The Code starts off with a minimum of two means of egress or EXITS that must be remotely located from each other (except for single EXIT buildings).  If you have a large Foyer with doors in one of its walls, I would consider that one EXIT regardless of the number of doors (assuming they are relatively close to each other).  I am not saying you count each door in one wall as individual EXITS but the wall there are in, in my opinion, is the location of EXIT number one.  EXIT number one’s doors are to provide the minimum calculated egress width required for the EXIT.

The Code does not tell you how remotely (at what distance) the number of EXITS over two have to be from each other.  Therefore, it is possible to have required third and fourth EXIT locations relatively close to other required EXITS.

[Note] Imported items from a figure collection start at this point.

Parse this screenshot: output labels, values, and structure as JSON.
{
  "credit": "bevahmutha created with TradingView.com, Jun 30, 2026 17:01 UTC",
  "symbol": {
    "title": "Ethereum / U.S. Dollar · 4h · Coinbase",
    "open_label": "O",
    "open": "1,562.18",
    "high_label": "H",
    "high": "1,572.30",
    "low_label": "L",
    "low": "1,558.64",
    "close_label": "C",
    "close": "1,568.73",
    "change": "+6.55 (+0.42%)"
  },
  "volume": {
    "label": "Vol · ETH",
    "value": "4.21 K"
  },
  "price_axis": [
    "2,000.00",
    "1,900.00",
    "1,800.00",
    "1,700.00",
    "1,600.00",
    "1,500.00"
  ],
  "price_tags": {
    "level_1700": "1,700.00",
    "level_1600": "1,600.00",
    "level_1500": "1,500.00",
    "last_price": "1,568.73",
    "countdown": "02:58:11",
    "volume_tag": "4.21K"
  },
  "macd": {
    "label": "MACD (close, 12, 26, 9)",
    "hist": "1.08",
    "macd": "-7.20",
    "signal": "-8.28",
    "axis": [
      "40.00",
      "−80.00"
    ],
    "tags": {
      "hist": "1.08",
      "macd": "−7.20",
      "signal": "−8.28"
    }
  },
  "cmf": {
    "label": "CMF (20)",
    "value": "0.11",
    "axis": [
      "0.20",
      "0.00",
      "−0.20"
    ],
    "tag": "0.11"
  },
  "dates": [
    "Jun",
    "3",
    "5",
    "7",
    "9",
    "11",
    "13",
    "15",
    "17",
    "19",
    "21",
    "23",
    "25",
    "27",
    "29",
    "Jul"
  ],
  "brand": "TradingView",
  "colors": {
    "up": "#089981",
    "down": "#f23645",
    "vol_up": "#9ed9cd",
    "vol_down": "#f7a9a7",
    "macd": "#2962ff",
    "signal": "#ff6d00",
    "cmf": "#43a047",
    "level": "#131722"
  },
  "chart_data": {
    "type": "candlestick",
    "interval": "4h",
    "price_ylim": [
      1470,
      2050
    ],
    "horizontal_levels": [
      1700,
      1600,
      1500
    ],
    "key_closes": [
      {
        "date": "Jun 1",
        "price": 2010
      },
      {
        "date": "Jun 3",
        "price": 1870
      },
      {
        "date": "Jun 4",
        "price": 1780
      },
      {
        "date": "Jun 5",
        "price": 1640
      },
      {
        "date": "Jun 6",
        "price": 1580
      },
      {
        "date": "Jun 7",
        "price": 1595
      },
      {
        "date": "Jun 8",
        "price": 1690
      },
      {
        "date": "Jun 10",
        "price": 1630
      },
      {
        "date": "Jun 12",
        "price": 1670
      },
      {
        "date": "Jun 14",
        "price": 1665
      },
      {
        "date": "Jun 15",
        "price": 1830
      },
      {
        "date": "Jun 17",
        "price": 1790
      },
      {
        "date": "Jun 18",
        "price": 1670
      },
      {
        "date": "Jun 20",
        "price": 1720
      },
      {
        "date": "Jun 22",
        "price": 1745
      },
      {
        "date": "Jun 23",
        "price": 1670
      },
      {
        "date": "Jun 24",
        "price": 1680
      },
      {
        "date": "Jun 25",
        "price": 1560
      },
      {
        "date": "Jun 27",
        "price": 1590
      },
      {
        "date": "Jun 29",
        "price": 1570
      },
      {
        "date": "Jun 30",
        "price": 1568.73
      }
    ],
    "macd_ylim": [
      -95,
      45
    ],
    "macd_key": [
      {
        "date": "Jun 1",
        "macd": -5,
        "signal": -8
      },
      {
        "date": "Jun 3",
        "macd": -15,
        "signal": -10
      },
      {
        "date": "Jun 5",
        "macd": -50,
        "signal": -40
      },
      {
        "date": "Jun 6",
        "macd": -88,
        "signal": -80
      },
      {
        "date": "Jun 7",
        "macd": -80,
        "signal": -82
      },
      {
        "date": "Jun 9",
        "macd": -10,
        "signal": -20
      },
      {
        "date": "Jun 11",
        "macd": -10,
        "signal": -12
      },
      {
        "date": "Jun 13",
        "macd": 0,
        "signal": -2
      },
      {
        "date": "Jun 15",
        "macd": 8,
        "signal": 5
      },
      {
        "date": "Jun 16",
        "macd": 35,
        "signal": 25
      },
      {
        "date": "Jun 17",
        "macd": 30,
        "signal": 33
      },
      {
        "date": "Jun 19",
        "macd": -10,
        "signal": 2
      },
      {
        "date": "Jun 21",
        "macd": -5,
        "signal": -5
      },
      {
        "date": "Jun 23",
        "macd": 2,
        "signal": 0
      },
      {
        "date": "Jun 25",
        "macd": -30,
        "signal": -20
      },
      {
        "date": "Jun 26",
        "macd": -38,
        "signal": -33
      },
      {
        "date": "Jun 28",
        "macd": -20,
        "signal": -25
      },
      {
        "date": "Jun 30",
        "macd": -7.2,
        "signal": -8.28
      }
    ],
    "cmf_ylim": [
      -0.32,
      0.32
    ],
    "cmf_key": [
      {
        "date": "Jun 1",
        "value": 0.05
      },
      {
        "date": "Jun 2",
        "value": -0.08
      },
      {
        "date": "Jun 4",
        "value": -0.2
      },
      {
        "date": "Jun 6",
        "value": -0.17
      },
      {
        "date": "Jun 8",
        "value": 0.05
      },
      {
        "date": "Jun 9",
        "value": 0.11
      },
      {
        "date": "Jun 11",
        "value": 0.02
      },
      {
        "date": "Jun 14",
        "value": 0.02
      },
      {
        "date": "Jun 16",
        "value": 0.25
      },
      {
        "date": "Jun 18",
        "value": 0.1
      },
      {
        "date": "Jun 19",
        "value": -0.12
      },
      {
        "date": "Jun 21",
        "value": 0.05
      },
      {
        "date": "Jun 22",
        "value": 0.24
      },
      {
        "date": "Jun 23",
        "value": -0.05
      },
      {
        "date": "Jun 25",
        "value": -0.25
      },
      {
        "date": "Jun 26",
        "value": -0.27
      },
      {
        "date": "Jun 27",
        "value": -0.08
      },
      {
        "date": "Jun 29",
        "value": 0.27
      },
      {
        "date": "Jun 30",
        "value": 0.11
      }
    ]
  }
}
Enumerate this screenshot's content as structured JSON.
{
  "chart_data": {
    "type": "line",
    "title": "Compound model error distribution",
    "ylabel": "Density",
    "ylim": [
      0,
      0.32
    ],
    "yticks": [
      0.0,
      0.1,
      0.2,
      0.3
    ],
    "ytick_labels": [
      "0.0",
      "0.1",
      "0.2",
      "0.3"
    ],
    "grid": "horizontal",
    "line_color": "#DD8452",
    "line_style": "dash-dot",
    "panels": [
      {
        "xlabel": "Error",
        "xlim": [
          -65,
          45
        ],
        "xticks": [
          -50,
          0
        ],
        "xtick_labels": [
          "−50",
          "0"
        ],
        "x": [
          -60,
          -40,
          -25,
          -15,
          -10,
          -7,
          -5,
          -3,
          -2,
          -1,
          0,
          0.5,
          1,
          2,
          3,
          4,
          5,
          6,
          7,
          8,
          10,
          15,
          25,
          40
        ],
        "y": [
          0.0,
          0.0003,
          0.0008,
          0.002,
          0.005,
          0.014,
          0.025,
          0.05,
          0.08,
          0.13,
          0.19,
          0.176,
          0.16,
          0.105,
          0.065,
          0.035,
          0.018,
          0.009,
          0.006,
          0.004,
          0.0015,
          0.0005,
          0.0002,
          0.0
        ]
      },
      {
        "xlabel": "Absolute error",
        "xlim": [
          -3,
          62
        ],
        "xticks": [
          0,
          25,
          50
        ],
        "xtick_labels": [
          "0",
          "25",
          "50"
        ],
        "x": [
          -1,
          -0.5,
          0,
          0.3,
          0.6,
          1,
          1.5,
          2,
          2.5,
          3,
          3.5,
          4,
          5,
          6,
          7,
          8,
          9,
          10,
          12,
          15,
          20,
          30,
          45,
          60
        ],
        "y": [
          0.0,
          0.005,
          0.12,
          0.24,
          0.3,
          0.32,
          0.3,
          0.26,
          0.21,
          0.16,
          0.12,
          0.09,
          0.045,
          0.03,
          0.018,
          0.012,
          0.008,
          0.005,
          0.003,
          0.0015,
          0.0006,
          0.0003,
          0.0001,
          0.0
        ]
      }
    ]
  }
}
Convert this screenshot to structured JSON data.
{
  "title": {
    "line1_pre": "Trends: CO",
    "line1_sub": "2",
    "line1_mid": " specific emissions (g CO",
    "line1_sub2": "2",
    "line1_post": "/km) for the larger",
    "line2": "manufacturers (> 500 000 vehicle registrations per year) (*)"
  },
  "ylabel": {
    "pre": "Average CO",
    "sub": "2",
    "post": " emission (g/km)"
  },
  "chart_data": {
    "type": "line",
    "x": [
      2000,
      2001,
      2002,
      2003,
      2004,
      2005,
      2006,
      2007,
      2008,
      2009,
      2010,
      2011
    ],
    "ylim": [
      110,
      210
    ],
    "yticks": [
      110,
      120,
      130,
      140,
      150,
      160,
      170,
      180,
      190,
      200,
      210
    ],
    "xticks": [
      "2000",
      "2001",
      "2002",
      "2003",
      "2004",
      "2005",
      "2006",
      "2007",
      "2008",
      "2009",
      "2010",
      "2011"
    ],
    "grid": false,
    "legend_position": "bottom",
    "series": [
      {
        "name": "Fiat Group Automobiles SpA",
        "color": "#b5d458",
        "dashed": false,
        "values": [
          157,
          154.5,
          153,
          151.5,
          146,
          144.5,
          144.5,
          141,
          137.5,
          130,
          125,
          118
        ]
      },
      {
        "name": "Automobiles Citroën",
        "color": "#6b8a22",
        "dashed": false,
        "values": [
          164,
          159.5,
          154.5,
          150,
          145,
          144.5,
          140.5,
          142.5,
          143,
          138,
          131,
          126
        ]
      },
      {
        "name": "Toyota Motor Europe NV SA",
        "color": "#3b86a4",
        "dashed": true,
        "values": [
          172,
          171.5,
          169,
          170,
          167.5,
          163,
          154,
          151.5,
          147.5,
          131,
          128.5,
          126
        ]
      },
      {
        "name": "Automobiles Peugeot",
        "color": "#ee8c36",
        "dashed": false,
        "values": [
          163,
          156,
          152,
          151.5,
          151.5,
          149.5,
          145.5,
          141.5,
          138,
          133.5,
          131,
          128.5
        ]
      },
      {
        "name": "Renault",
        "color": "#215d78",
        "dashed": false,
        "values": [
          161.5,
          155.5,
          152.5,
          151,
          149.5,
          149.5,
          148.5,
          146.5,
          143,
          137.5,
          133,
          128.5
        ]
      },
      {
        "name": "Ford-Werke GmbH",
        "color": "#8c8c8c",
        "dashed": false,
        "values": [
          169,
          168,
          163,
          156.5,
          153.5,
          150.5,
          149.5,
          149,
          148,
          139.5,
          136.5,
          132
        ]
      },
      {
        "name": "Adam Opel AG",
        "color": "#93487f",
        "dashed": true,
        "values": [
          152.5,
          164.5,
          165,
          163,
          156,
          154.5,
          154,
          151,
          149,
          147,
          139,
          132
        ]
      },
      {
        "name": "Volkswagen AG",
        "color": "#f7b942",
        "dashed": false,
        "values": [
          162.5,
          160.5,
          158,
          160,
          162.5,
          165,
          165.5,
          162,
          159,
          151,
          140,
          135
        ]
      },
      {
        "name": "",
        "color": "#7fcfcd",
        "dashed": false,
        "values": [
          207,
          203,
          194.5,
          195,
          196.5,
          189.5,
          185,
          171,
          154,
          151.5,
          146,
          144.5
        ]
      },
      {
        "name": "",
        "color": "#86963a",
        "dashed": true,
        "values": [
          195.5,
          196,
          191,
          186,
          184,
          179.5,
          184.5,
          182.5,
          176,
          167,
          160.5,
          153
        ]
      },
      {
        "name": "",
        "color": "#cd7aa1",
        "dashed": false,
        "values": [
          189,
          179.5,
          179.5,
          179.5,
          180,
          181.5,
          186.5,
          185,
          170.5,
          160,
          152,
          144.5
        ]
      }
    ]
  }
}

If this is not clear then give Code Congress a call and let them explain how to calculate egress width.  I am just relaying what I was told by an experienced Code Congress person I have talked to many times in the past.


----------



## mtlogcabin (Nov 7, 2011)

> The corridor’s width is based on the total occupant load divided by the required minimum number of EXITS not any number of EXITS above the minimum


Disagree

The corridor width is based on the OL the corridor serves not the size of the exit doors placed on the end of the corridor

1018.2 Corridor width.

The minimum corridor width shall be as determined in Section 1005.1, but not less than 44 inches

The total width of means of egress in inches (mm) shall not be less than the total occupant load served by the means of egress multiplied by 0.3 inches (7.62 mm) per occupant for stairways and by 0.2 inches (5.08 mm) per occupant for other egress components. The width shall not be less than specified elsewhere in this code


----------